The Spending of the Top 5%

This is from the New York Times:

... The Top 5 percent in income earners — those households earning $210,000 or more — account for about one-third of consumer outlays, including spending on goods and services, interest payments on consumer debt and cash gifts, according to an analysis of Federal Reserve data by Moody’s Analytics. That means the purchasing decisions of the rich have an outsize effect on economic data. According to Gallup, spending by upper-income consumers — defined as those earning $90,000 or more — surged to an average of $145 a day in May, up 33 percent from a year earlier.

Then in June, that daily average slid to $119. “I think a lot of that feeling that the worst was over has sort of abated,” said Dennis J. Jacobe, Gallup’s chief economist.
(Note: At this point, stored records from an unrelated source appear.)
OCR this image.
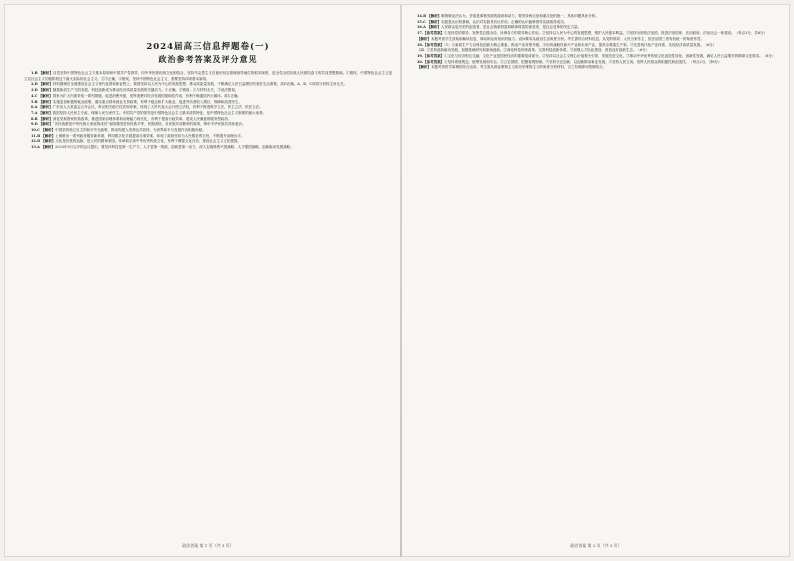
2024届高三信息押题卷(一)
政治参考答案及评分意见

1.B 【解析】自觉坚持中国特色社会主义基本原则和中国共产党领导，同中华民族传统文化相结合，坚持马克思主义在意识形态领域指导地位的根本制度，是全党全国各族人民团结奋斗的共同思想基础。①错误，中国特色社会主义是立足社会主义初级阶段这个最大实际的社会主义。②③正确，④错误，坚持中国特色社会主义，需要坚持四项基本原则。

2.D 【解析】材料强调在全面建设社会主义现代化国家新征程上，我国坚持以人民为中心的发展思想，推动高质量发展，不断满足人民日益增长的美好生活需要，故D正确。A、B、C项均与材料主旨无关。

3.D 【解析】随着新质生产力的发展，科技创新成为推动经济高质量发展的关键动力。④正确，②错误；①与材料无关，③说法错误。

4.C 【解析】国家为扩大内需采取一系列措施，促进消费升级，发挥消费对经济发展的基础性作用，有利于畅通国内大循环。故C正确。

5.B 【解析】实施更加积极的就业政策，落实重点群体就业支持政策，有利于稳定和扩大就业，促进劳动者收入增长，保障和改善民生。

6.A 【解析】广东省人大常委会召开会议，审议相关地方性法规草案，体现了人民代表大会行使立法权，有利于推进科学立法、民主立法、依法立法。

7.A 【解析】我国坚持人民民主专政，保障人民当家作主。中国共产党的领导是中国特色社会主义最本质的特征，是中国特色社会主义制度的最大优势。

8.B 【解析】深化党和国家机构改革，推进国家治理体系和治理能力现代化，有利于提高行政效率，建设人民满意的服务型政府。

9.D 【解析】“各民族都是中华民族大家庭的成员”表明我国坚持民族平等、民族团结、各民族共同繁荣的原则，铸牢中华民族共同体意识。

10.C 【解析】中国坚持独立自主的和平外交政策，推动构建人类命运共同体，为世界和平与发展作出积极贡献。

11.B 【解析】上海推出一系列政务服务新举措，利用数字化手段提高办事效率，体现了政府坚持为人民服务的宗旨，不断提升治理水平。

12.D 【解析】文化是民族的血脉，是人民的精神家园。传承和弘扬中华优秀传统文化，有利于增强文化自信，建设社会主义文化强国。

13.A 【解析】2023年5月召开的会议提出，要坚持科技是第一生产力、人才是第一资源、创新是第一动力，深入实施科教兴国战略、人才强国战略、创新驱动发展战略。

政治答案 第 1 页（共 3 页）

14.B 【解析】唯物辩证法认为，矛盾是事物发展的源泉和动力，要坚持两点论和重点论的统一，具体问题具体分析。

15.C 【解析】实践是认识的基础，认识对实践具有反作用。正确的认识能够指导实践取得成功。

16.A 【解析】人民群众是历史的创造者，是社会物质财富和精神财富的创造者，是社会变革的决定力量。

17.【参考答案】①坚持党的领导，发挥党总揽全局、协调各方的领导核心作用。②坚持以人民为中心的发展思想，维护人民根本利益。③坚持全面依法治国，推进法治国家、法治政府、法治社会一体建设。（每点2分，共6分）

【解析】本题考查学生获取和解读信息、调动和运用知识的能力。设问要求从政治生活角度分析，考生需结合材料信息，从党的领导、人民当家作主、依法治国三者有机统一的角度作答。

18.【参考答案】（1）①新质生产力以科技创新为核心要素，推动产业转型升级。②培育战略性新兴产业和未来产业，提高全要素生产率。③完善现代化产业体系，实现经济高质量发展。（6分）

（2）①坚持创新驱动发展，加强基础研究和原始创新。②深化科技体制改革，完善科技创新体系。③加强人才队伍建设，营造良好创新生态。（6分）

19.【参考答案】①文化与经济相互交融，文化产业是国民经济的重要组成部分。②坚持以社会主义核心价值观为引领，发展先进文化。③推动中华优秀传统文化创造性转化、创新性发展，满足人民日益增长的精神文化需求。（8分）

20.【参考答案】①坚持系统观念，统筹发展和安全。②立足国情，把握客观规律。③坚持守正创新，以创新推动事业发展。④坚持人民立场，发挥人民群众的积极性和创造性。（每点2分，共8分）

【解析】本题考查哲学原理的综合运用，考生需从辩证唯物主义和历史唯物主义的角度分析材料，言之有理即可酌情给分。

政治答案 第 2 页（共 3 页）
Although real estate brokers in Manhattan and the Hamptons report that buyers at the high end have returned, and Mercedes sales in the United States are up 26 percent this year, other indicators suggest a slowdown.

$210,000 a year is not enough to insulate you from economic changes. It's doctor or lawyer money, an upper middle class income.

My new dentist is in southwest Minneapolis. I get down there, and the people look different. Most of the women and girls are blond; and most people have that golden glow that comes from a lifetime of good nutrition, good health care, good education and fairly solid financial security.

I figure I am looking at the upper middle class, who look different from most of the people I see.

But the kind of income that gives this golden glow is not the kind of income that allows you to buy a two-bedroom apartment in Manhattan or a house in the Hamptons.

(I checked. One million dollars will get you a one-bedroom apartment (750 to 1,000 square feet) in Manhattan below 34th Street. Houses in the Hamptons vary, but most of the ones I saw listed were well over a million dollars. At the height of the real estate boom, you could buy a house valued at more than five times your income. But can you now?)

What the Times is probably saying, though I am not sure, is that the upper middle class is worried and cutting back on spending, while the rich -- the people who buy apartments in Manhattan and houses in the Hamptons -- are still laying out money. But the Times is being very fuzzy in the way it does not divide the upper middle class from the rich and super rich.

Does any of this matter? Maybe not to most Americans, who are not upper middle class. That golden glow that come from $210,000 is as unobtainable as an income of tens of millions of dollars.

But fuzziness is one of ways that American society avoids thinking about class. We fold the working class into the middle class, then fold the middle class in with the rich, so we are all one social mass, except for the irritating poor.